Checkpoints are a great option to store an immutable version of a model's weights for reuse in other jobs. Checkpoints only will only incur storage charges for their size, and can be used on unlimited jobs simultaneously. Storing checkpoints separately from models gives you the flexibility to make code updates without changing the weights, or reuse the same code with different weights.

Public Checkpoints

Public checkpoints are a collection of popular public domain machine learning checkpoint files that are loaded by trainML. If you are planning to use one of the below checkpoints in your model, be sure to select it in the job form as instructed below instead of provisioning worker storage and downloading it yourself.

caution

If you attach a public checkpoint to your job, you accept the terms and conditions documented in any license, readme, or model card file present in the mounted checkpoint directory or at the associated URL listed below.

File-based Checkpoints:

Diffusers Compatible Checkpoints:

Language Model Checkpoints:

Speech Recognition Checkpoints:

If you would like a public checkpoint added, please contact us with a link to the checkpoint and a brief description of what you need it for.

Using a Public Checkpoint

Public checkpoints can be used by checking the Public checkbox in the Model section of the job form. Select the desired checkpoint from the list and create the job.

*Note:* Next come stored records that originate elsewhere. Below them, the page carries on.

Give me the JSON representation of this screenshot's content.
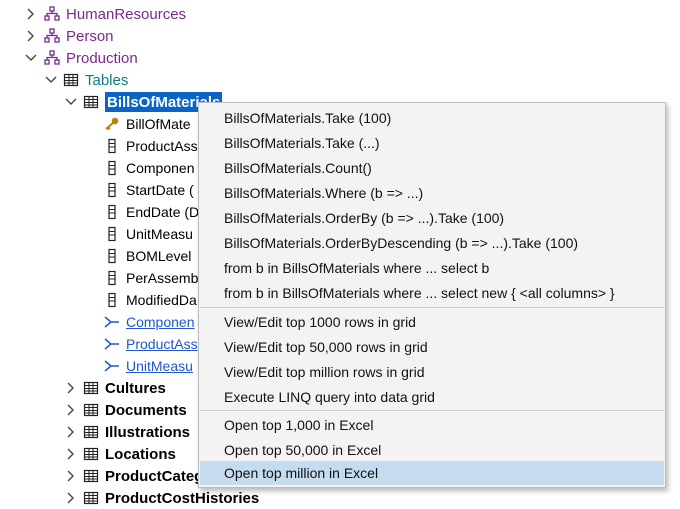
{
  "tree": {
    "schemas": [
      {
        "label": "HumanResources",
        "expanded": false
      },
      {
        "label": "Person",
        "expanded": false
      },
      {
        "label": "Production",
        "expanded": true
      }
    ],
    "tables_folder": "Tables",
    "selected_table": "BillsOfMaterials",
    "columns": [
      "BillOfMate",
      "ProductAss",
      "Componen",
      "StartDate (",
      "EndDate (D",
      "UnitMeasu",
      "BOMLevel",
      "PerAssemb",
      "ModifiedDa"
    ],
    "relations": [
      "Componen",
      "ProductAss",
      "UnitMeasu"
    ],
    "other_tables": [
      "Cultures",
      "Documents",
      "Illustrations",
      "Locations",
      "ProductCateg",
      "ProductCostHistories"
    ]
  },
  "context_menu": {
    "items": [
      "BillsOfMaterials.Take (100)",
      "BillsOfMaterials.Take (...)",
      "BillsOfMaterials.Count()",
      "BillsOfMaterials.Where (b => ...)",
      "BillsOfMaterials.OrderBy (b => ...).Take (100)",
      "BillsOfMaterials.OrderByDescending (b => ...).Take (100)",
      "from b in BillsOfMaterials where ...  select b",
      "from b in BillsOfMaterials where ...  select new { <all columns> }",
      "View/Edit top 1000 rows in grid",
      "View/Edit top 50,000 rows in grid",
      "View/Edit top million rows in grid",
      "Execute LINQ query into data grid",
      "Open top 1,000 in Excel",
      "Open top 50,000 in Excel",
      "Open top million in Excel"
    ],
    "highlighted_item": "Open top million in Excel"
  },
  "colors": {
    "schema": "#7a2a8c",
    "folder": "#0f7a80",
    "selection": "#0a64c8",
    "link": "#1f56d0",
    "menu_hover": "#c5dcf0"
  }
}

Once the job is running you can access the checkpoint in the /opt/trainml/checkpoint directory, or using the TRAINML_CHECKPOINT_PATH environment variable.

Private Checkpoints

Private checkpoints enable you to load a checkpoint once and reuse that checkpoint on any future job or multiple jobs at the same time while only incurring storage charges once based on the size of the checkpoint. Private checkpoints are also included in the 50 GB free storage allotment. Checkpoints are immutable to prevent unexpected data changes impacting jobs. If you need to revise a checkpoint, you must create a new one and remove the old one. The maximum size of any checkpoint is 500 GB, but you can have unlimited checkpoints.

Creating a Checkpoint

Checkpoints can be created from three different sources: external, notebooks, and training/inference job output.

External Checkpoint Source

To create a checkpoint from an external sources, navigate to the Checkpoints Dashboard from the side navigation and click the Create button. Specify the name of the new checkpoint in the Name field and then select the Source Type of the location from which to populate the new checkpoint:

  • AWS: Select this option if the checkpoint data resides on Amazon S3.
  • Azure: Select this option if the checkpoint data resides on Azure Blob Storage.
  • Hugging Face: Select this option if the checkpoint data resides in a Hugging Face repository.
  • GCP: Select this option if the checkpoint data resides on Google Cloud Storage.
  • Git: Select this option if the checkpoint data resides in a git repository.
  • Kaggle: Select this option if the checkpoint data is from a Kaggle Competition, Dataset, or Kernel.
  • Local: Select this option if the checkpoint data resides on your local computer. You will be required to connect to the checkpoint for this option to work. Jobs using the local storage options will wait indefinitely for you to connect.
  • Regional Datastore - Select this option to mount the checkpoint directly from a Regional Datastore in an existing CloudBender region.
  • Wasabi - Select this option if the checkpoint data resides on Wasabi Storage.
  • Web: Select this option if the checkpoint data resides on a publicly accessible HTTP or FTP server.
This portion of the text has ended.